Genders adds that businesses also increasingly need to have a “scalable, unique” proposition.

“It’s no good being a me-too in this sector. You’ve got to be brave, and you’ve got to go out and test the product and get people to tell you some harsh truths about whether it is actually solving a problem.”

Westman concurs that a start-up’s business proposition should focus on the specific niche problem they’re trying to solve, but he notes that this doesn’t necessarily mean every product needs to reinvent the wheel.

“I think at Kaido we probably came in thinking we were going to do that – but in reality, we’ve gone into an existing market and just tried to do it better than everyone else. That’s enough to be successful.”

Likewise, he says that waiting to create the “perfect product” before launching can only hold you back.

“If you wait for that you’ll never get it launched and you’ll never be able to get feedback from people who are actually using it.”

All said, though, Westman is keen to encourage anyone who might have an idea for a digital start-up to give it a go.

“It’s great to do it while you’re young and have fewer commitments that might increase the risks of launching a business,” he says.

“Over the next five to ten years I think we’ll see some real success stories in digital health that will encourage more people to take the jump.”

Likewise, Mackay says there is a lot to be optimistic about in the sector going forward.

“Public stakeholders want to invest in life science and digital health companies as part of their COVID recovery plans, because those companies are weathering the storm at the moment,” she says.

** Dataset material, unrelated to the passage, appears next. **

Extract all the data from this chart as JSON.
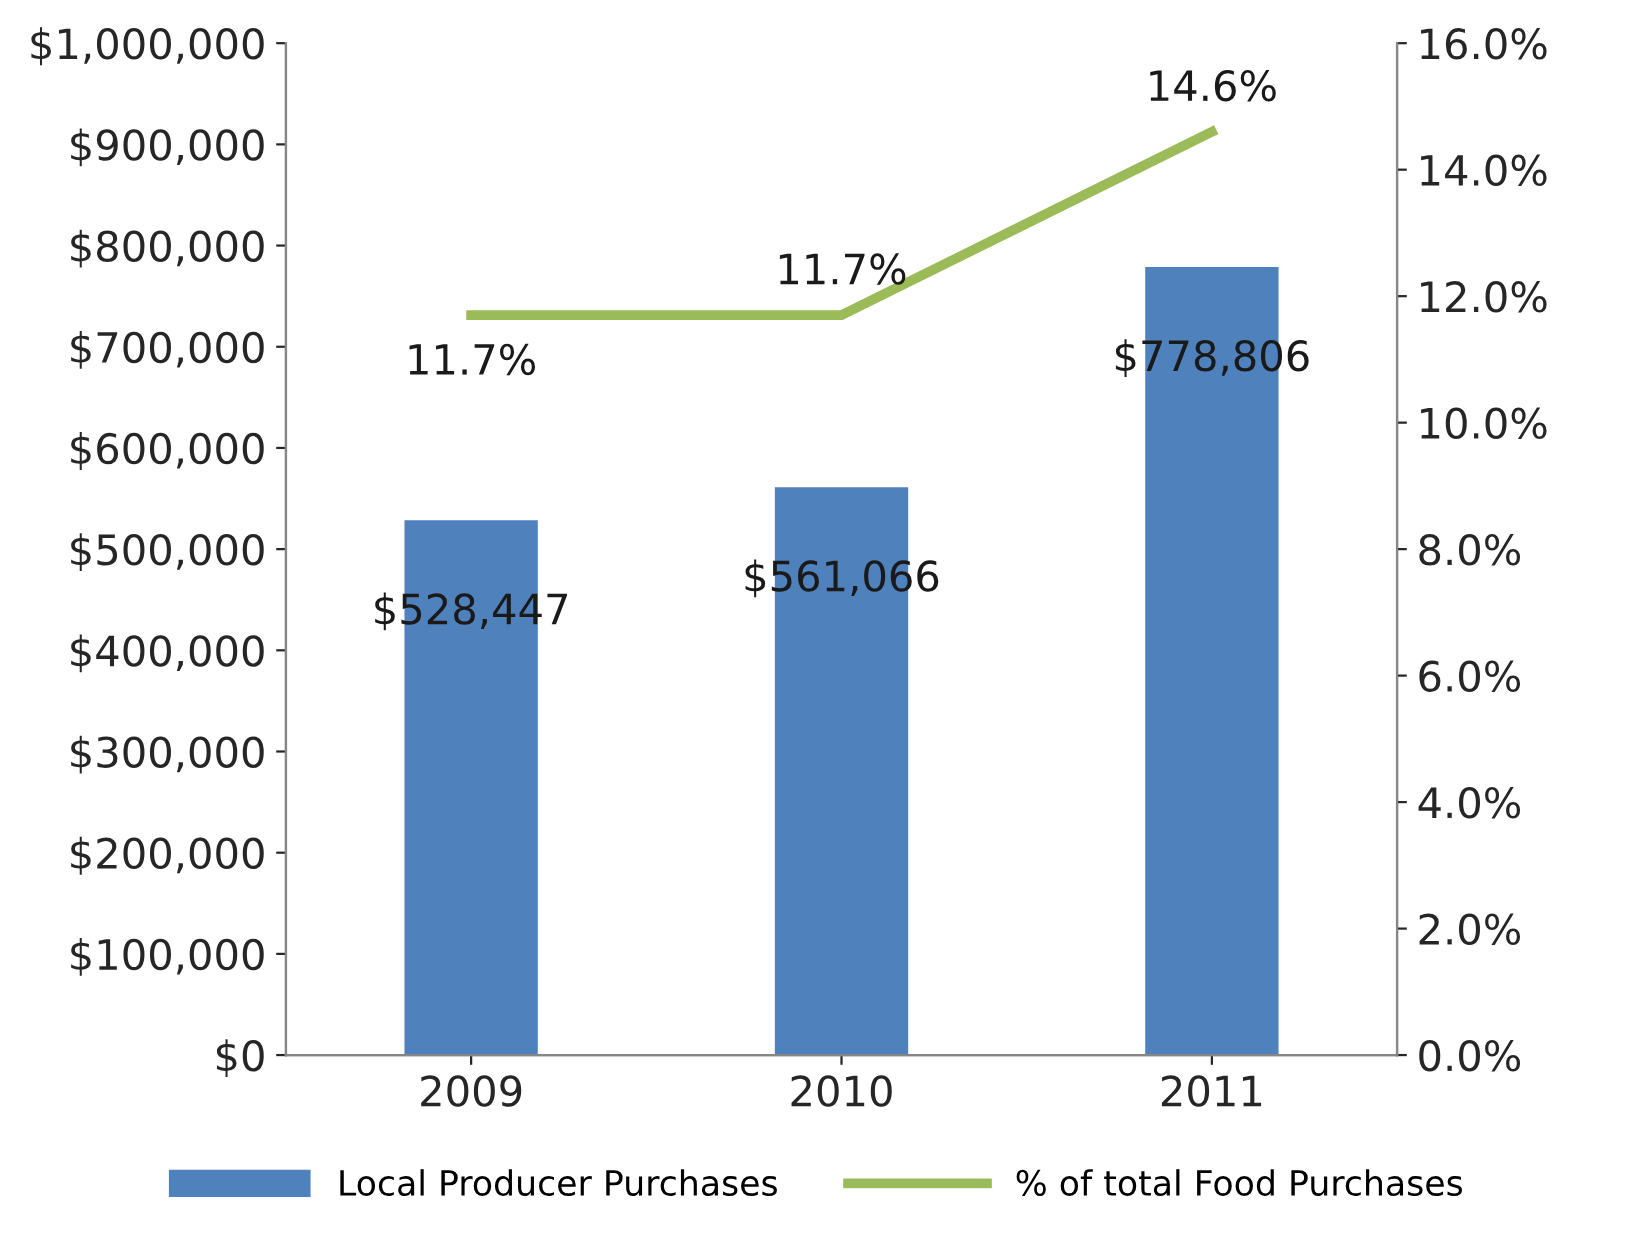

“That stresses the importance of having strong connectivity with the broader sector and investors and working somewhere with sector experts who can help build those connections.”

About the interviewees

Chris Genders is the co-founder and director of Gendius. As a diabetic, Chris had the idea to set up a business that would help people focus on their areas of highest risk. An experienced sales director within the pharmaceutical industry, Chris brings an understanding of what it is like to have diabetes and a view of how this can be improved – created from his own experience but also from working in the pharmaceutical diabetes area for many years with healthcare professionals and other people with diabetes.

Kath Mackay

Dr Kath Mackay is managing director of Bruntwood SciTech – Alderley Park, home to the UK’s largest single-site life science campus and award-winning tech hub, Glasshouse. Her responsibilities include stimulating new business ventures and managing further development of the Park. Mackay joined Alderley Park in 2019 from Innovate UK. In her most recent role there, Mackay was director for ageing society, health and nutrition, and part of the executive management team.

rich Westman

Rich Westman is the CEO and founder of Birmingham-based digital health company Kaido. Kaido supports businesses to make health and wellbeing an integral part of their culture, and works with clients such as Transport for London, KPMG, and the NHS. Prior to founding Kaido, Rich worked as a sport scientist, supporting professional athletes from Worcester Warriors, Leicester Tigers and the LTA with their fitness and conditioning. In 2019, Rich was the Technology and Innovation category winner at the Birmingham Young Professional of the Year (BYPY) awards.

About Bruntwood SciTech

Bruntwood SciTech is the UK’s leading developer of innovation districts, creating the environments and ecosystems for science and technology businesses to form, scale and grow.

A 50:50 joint venture between leading property company Bruntwood and Legal & General, Bruntwood SciTech provides high quality office and laboratory space and tailored business support, offering unrivalled access to finance, talent and markets, an extensive clinical, academic and public partner network and a sector-specialist community of over 500 companies.

Bruntwood SciTech has a portfolio of over 1.8m sq ft including Alderley Park in Cheshire, Platform in Leeds, Innovation Birmingham, a cluster in the heart of Manchester’s Oxford Road Corridor innovation district, Manchester Science Park, Citylabs 1.0 & 2.0 part of the Manchester University NHS Foundation Trust (MFT) campus and Circle Square – a joint venture with Vita Group and a development pipeline of 850,000 sq ft which includes Birmingham Health Innovation Campus.